The Wages of Sinners — Thoughts on the Oscar Nominations

One Battle After Another has long been expected to the be the dominant force in this year’s Academy Awards ceremony, the juggernaut that couldn’t be stopped. Sure enough, today’s announcement of the nominations revealed that Paul Thomas Anderson’s film earned thirteen nods. But, you see, the thing is…Ryan Coogler’s Sinners snared three more.

Sixteen nominations for Sinners is a staggering haul. Even without the addition of a new category this year to help its counting stats, Coogler’s hit becomes the new record holder. This might be some old-school thinking, but I can’t help but feel that this significantly shakes up the Oscar race. Although La La Land famously didn’t win Best Picture and there are plenty of other instances through Oscar history when the most nominated film of a year underperformed at the ceremony, it seems so unlikely that Sinners could be shunted to a second choice by voters now that it has such a prize place in the annals of the Academy.

In the end, this is a good list. By my quick assessment, any expected performers left off the acting rolls are reasonable omissions, and the voters put together a strong, varied Best Picture ten.
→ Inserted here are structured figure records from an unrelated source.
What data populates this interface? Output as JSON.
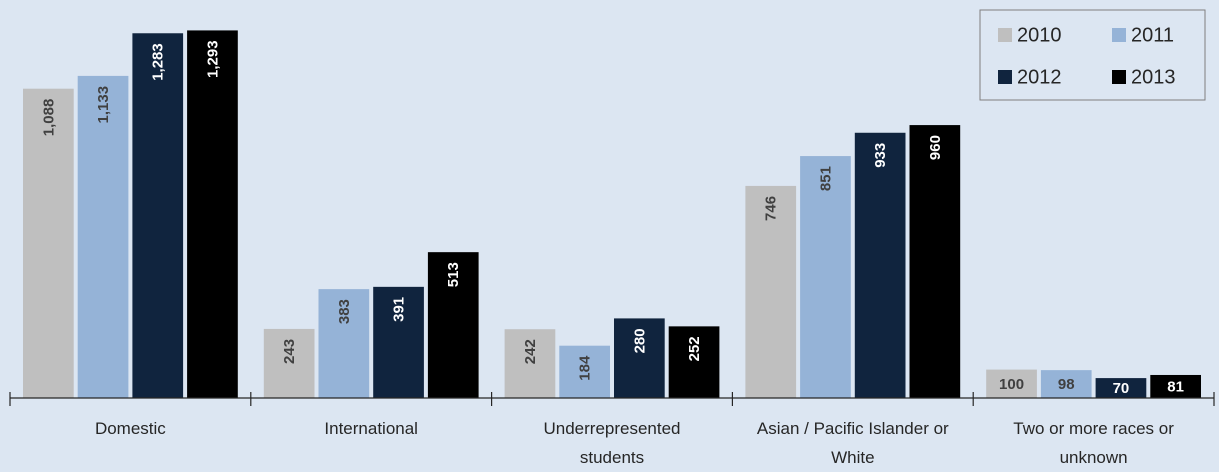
{
  "chart_data": {
    "type": "bar",
    "categories": [
      "Domestic",
      "International",
      "Underrepresented students",
      "Asian / Pacific Islander or White",
      "Two or more races or unknown"
    ],
    "series": [
      {
        "name": "2010",
        "color": "#bfbfbf",
        "values": [
          1088,
          243,
          242,
          746,
          100
        ],
        "value_labels": [
          "1,088",
          "243",
          "242",
          "746",
          "100"
        ]
      },
      {
        "name": "2011",
        "color": "#95b3d7",
        "values": [
          1133,
          383,
          184,
          851,
          98
        ],
        "value_labels": [
          "1,133",
          "383",
          "184",
          "851",
          "98"
        ]
      },
      {
        "name": "2012",
        "color": "#10243e",
        "values": [
          1283,
          391,
          280,
          933,
          70
        ],
        "value_labels": [
          "1,283",
          "391",
          "280",
          "933",
          "70"
        ]
      },
      {
        "name": "2013",
        "color": "#000000",
        "values": [
          1293,
          513,
          252,
          960,
          81
        ],
        "value_labels": [
          "1,293",
          "513",
          "252",
          "960",
          "81"
        ]
      }
    ],
    "ylim": [
      0,
      1400
    ],
    "legend": "top-right"
  }
}
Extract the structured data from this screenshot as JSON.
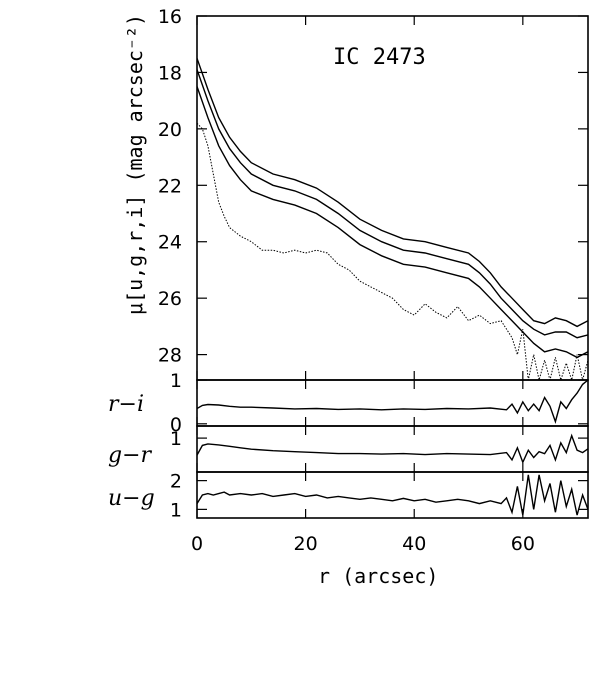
{
  "chart_data": {
    "type": "line",
    "title": "IC 2473",
    "panels": [
      {
        "id": "surface-brightness",
        "ylabel": "μ[u,g,r,i] (mag arcsec⁻²)",
        "ylim": [
          28.9,
          16
        ],
        "yticks": [
          16,
          18,
          20,
          22,
          24,
          26,
          28
        ],
        "series": [
          {
            "x": [
              0,
              2,
              4,
              6,
              8,
              10,
              14,
              18,
              22,
              26,
              30,
              34,
              38,
              42,
              46,
              50,
              52,
              54,
              56,
              58,
              60,
              62,
              64,
              66,
              68,
              70,
              72
            ],
            "y": [
              17.5,
              18.6,
              19.6,
              20.3,
              20.8,
              21.2,
              21.6,
              21.8,
              22.1,
              22.6,
              23.2,
              23.6,
              23.9,
              24.0,
              24.2,
              24.4,
              24.7,
              25.1,
              25.6,
              26.0,
              26.4,
              26.8,
              26.9,
              26.7,
              26.8,
              27.0,
              26.8
            ]
          },
          {
            "x": [
              0,
              2,
              4,
              6,
              8,
              10,
              14,
              18,
              22,
              26,
              30,
              34,
              38,
              42,
              46,
              50,
              52,
              54,
              56,
              58,
              60,
              62,
              64,
              66,
              68,
              70,
              72
            ],
            "y": [
              17.9,
              19.0,
              20.0,
              20.7,
              21.2,
              21.6,
              22.0,
              22.2,
              22.5,
              23.0,
              23.6,
              24.0,
              24.3,
              24.4,
              24.6,
              24.8,
              25.1,
              25.5,
              26.0,
              26.4,
              26.8,
              27.1,
              27.3,
              27.2,
              27.2,
              27.4,
              27.3
            ]
          },
          {
            "x": [
              0,
              2,
              4,
              6,
              8,
              10,
              14,
              18,
              22,
              26,
              30,
              34,
              38,
              42,
              46,
              50,
              52,
              54,
              56,
              58,
              60,
              62,
              64,
              66,
              68,
              70,
              72
            ],
            "y": [
              18.5,
              19.6,
              20.6,
              21.3,
              21.8,
              22.2,
              22.5,
              22.7,
              23.0,
              23.5,
              24.1,
              24.5,
              24.8,
              24.9,
              25.1,
              25.3,
              25.6,
              26.0,
              26.4,
              26.8,
              27.2,
              27.6,
              27.9,
              27.8,
              27.9,
              28.1,
              27.9
            ]
          },
          {
            "x": [
              0,
              1,
              2,
              3,
              4,
              5,
              6,
              8,
              10,
              12,
              14,
              16,
              18,
              20,
              22,
              24,
              26,
              28,
              30,
              32,
              34,
              36,
              38,
              40,
              42,
              44,
              46,
              48,
              50,
              52,
              54,
              56,
              58,
              59,
              60,
              61,
              62,
              63,
              64,
              65,
              66,
              67,
              68,
              69,
              70,
              71,
              72
            ],
            "y": [
              19.8,
              20.0,
              20.6,
              21.6,
              22.6,
              23.1,
              23.5,
              23.8,
              24.0,
              24.3,
              24.3,
              24.4,
              24.3,
              24.4,
              24.3,
              24.4,
              24.8,
              25.0,
              25.4,
              25.6,
              25.8,
              26.0,
              26.4,
              26.6,
              26.2,
              26.5,
              26.7,
              26.3,
              26.8,
              26.6,
              26.9,
              26.8,
              27.4,
              28.0,
              27.1,
              28.9,
              28.0,
              28.9,
              28.2,
              28.9,
              28.1,
              28.9,
              28.3,
              28.9,
              28.0,
              28.9,
              28.2
            ],
            "style": "dotted"
          }
        ]
      },
      {
        "id": "r-i",
        "ylabel": "r−i",
        "ylim": [
          -0.05,
          1.0
        ],
        "yticks": [
          0,
          1
        ],
        "series": [
          {
            "x": [
              0,
              1,
              2,
              4,
              6,
              8,
              10,
              14,
              18,
              22,
              26,
              30,
              34,
              38,
              42,
              46,
              50,
              54,
              57,
              58,
              59,
              60,
              61,
              62,
              63,
              64,
              65,
              66,
              67,
              68,
              69,
              70,
              71,
              72
            ],
            "y": [
              0.35,
              0.42,
              0.44,
              0.43,
              0.4,
              0.38,
              0.38,
              0.36,
              0.34,
              0.35,
              0.33,
              0.34,
              0.32,
              0.34,
              0.33,
              0.35,
              0.34,
              0.36,
              0.32,
              0.45,
              0.25,
              0.5,
              0.3,
              0.45,
              0.3,
              0.6,
              0.4,
              0.05,
              0.5,
              0.35,
              0.55,
              0.7,
              0.9,
              1.0
            ]
          }
        ]
      },
      {
        "id": "g-r",
        "ylabel": "g−r",
        "ylim": [
          0.3,
          1.25
        ],
        "yticks": [
          1
        ],
        "series": [
          {
            "x": [
              0,
              1,
              2,
              4,
              6,
              8,
              10,
              14,
              18,
              22,
              26,
              30,
              34,
              38,
              42,
              46,
              50,
              54,
              57,
              58,
              59,
              60,
              61,
              62,
              63,
              64,
              65,
              66,
              67,
              68,
              69,
              70,
              71,
              72
            ],
            "y": [
              0.65,
              0.85,
              0.88,
              0.86,
              0.83,
              0.8,
              0.77,
              0.74,
              0.72,
              0.7,
              0.68,
              0.68,
              0.67,
              0.68,
              0.66,
              0.68,
              0.67,
              0.66,
              0.7,
              0.55,
              0.8,
              0.5,
              0.75,
              0.6,
              0.72,
              0.68,
              0.85,
              0.55,
              0.9,
              0.7,
              1.05,
              0.75,
              0.7,
              0.78
            ]
          }
        ]
      },
      {
        "id": "u-g",
        "ylabel": "u−g",
        "ylim": [
          0.7,
          2.3
        ],
        "yticks": [
          1,
          2
        ],
        "series": [
          {
            "x": [
              0,
              1,
              2,
              3,
              4,
              5,
              6,
              8,
              10,
              12,
              14,
              16,
              18,
              20,
              22,
              24,
              26,
              28,
              30,
              32,
              34,
              36,
              38,
              40,
              42,
              44,
              46,
              48,
              50,
              52,
              54,
              56,
              57,
              58,
              59,
              60,
              61,
              62,
              63,
              64,
              65,
              66,
              67,
              68,
              69,
              70,
              71,
              72
            ],
            "y": [
              1.2,
              1.5,
              1.55,
              1.5,
              1.55,
              1.6,
              1.5,
              1.55,
              1.5,
              1.55,
              1.45,
              1.5,
              1.55,
              1.45,
              1.5,
              1.4,
              1.45,
              1.4,
              1.35,
              1.4,
              1.35,
              1.3,
              1.38,
              1.3,
              1.35,
              1.25,
              1.3,
              1.35,
              1.3,
              1.2,
              1.3,
              1.2,
              1.4,
              0.9,
              1.8,
              0.8,
              2.2,
              1.0,
              2.2,
              1.3,
              1.9,
              0.9,
              2.0,
              1.1,
              1.7,
              0.8,
              1.5,
              1.0
            ]
          }
        ]
      }
    ],
    "xlabel": "r (arcsec)",
    "xlim": [
      0,
      72
    ],
    "xticks": [
      0,
      20,
      40,
      60
    ],
    "grid": false
  }
}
I think 2025 was a strong year for movies, and the Academy did a fine job assembling what was special about it.

Other thoughts:

—Only three women have ever won the Oscar for directing. Of them, Chloé Zhao becomes the first to earn a follow-up nomination in the category. She’s also only the second woman to get a second nomination in the category. Before she won for The Power of the Dog, Jane Campion was nominated for The Piano almost thirty years earlier.

—Leonardo DiCaprio is up to his seventh acting nomination. In the lineup of Scorsese regulars, he’s now one nomination behind Robert De Niro. Meanwhile, Sean Penn collects his sixth nomination overall and first since he won Best Actor for Milk. Emma Stone reaches five nominations, three of them for movies directed by Yorgos Lanthimos.

—Paul Thomas Anderson picks up his fourth nomination for directing and sixth for writing. I still think he’s the frontrunner, but I could see the narrative switching very rapidly. If Sinners starts to feel undeniable in the top category, I don’t see how Ryan Coogler doesn’t move ahead of Anderson in the voters’ assessments. If Sinners takes Best Picture and Coogler doesn’t win in directing, it’ll be the third time in the past twelve years that such a split happened to a Black director. Steve McQueen lost to Alfonso Cuarón the year that 12 Years a Slave took Best Picture, and Barry Jenkins lost to Damien Chazelle in the infamous Moonlight ceremony. I think Anderson deserves to win and is overdue for such Academy recognition, but if Picture and Directing split that way again, it’s definitely not a good look.

—I’m just going to copy-paste my comment about Diane Warren from last year, adding the only relevant edits needed: Change the adage about inevitability to supplement death and taxes with a Diane Warren Oscar nomination. With today’s announcement, the songwriter is up to sixteen seventeen career nominations, and this is the eighth ninth year in a row she’s been nominated. As has been the case recently, she’s in there for a song that has no discernible cultural footprint for a film that most people, even the most dedicated movie fans, haven’t heard of. She has an honorary Academy Award but has never won in competition. She won’t this year either.

—I’m thrilled that Nick Cave is an Oscar nominee. His song “Train Dreams” slipped into the song category. Let’s get that gloomy intensity onto the Oscar stage.

—I think Teyana Taylor and Jessie Buckley are winning in the actress categories. There are spoilers lurking amongst their fellow nominees, but I think those performances are too strong and comfortably Oscar-friendly, albeit in markedly different ways. Best Actor in a Supporting Role could go so many different ways, but I think the over-performance of Sentimental Value in today’s nominations is a signal that Stellan Skarsgård is likely to win.

—Much as it feels like Timothée Chalamet has been a relentless Oscars presence in recent years, this is only his third nomination. Smart money says he wins, but I’ve long had a sneaking suspicion that the Academy is going to make him wait a little longer. The lead actor category is one of the places where I think the hefty nominations haul for Sinners is going to have an impact. In recent years, Academy voters have regularly carried over their appreciation for the Best Picture winner to the film’s prominent lead acting performance. Think Mikey Madison for Anora, Cillian Murphy for Oppenheimer, Michelle Yeoh for Everything Everywhere All at Once, and Frances McDormand for Nomadland. Now they’ve got a guy who’s so dominant in his film that he effectively plays two leading roles. I’m typing it right now: Start taking Michael B. Jordan seriously in that category.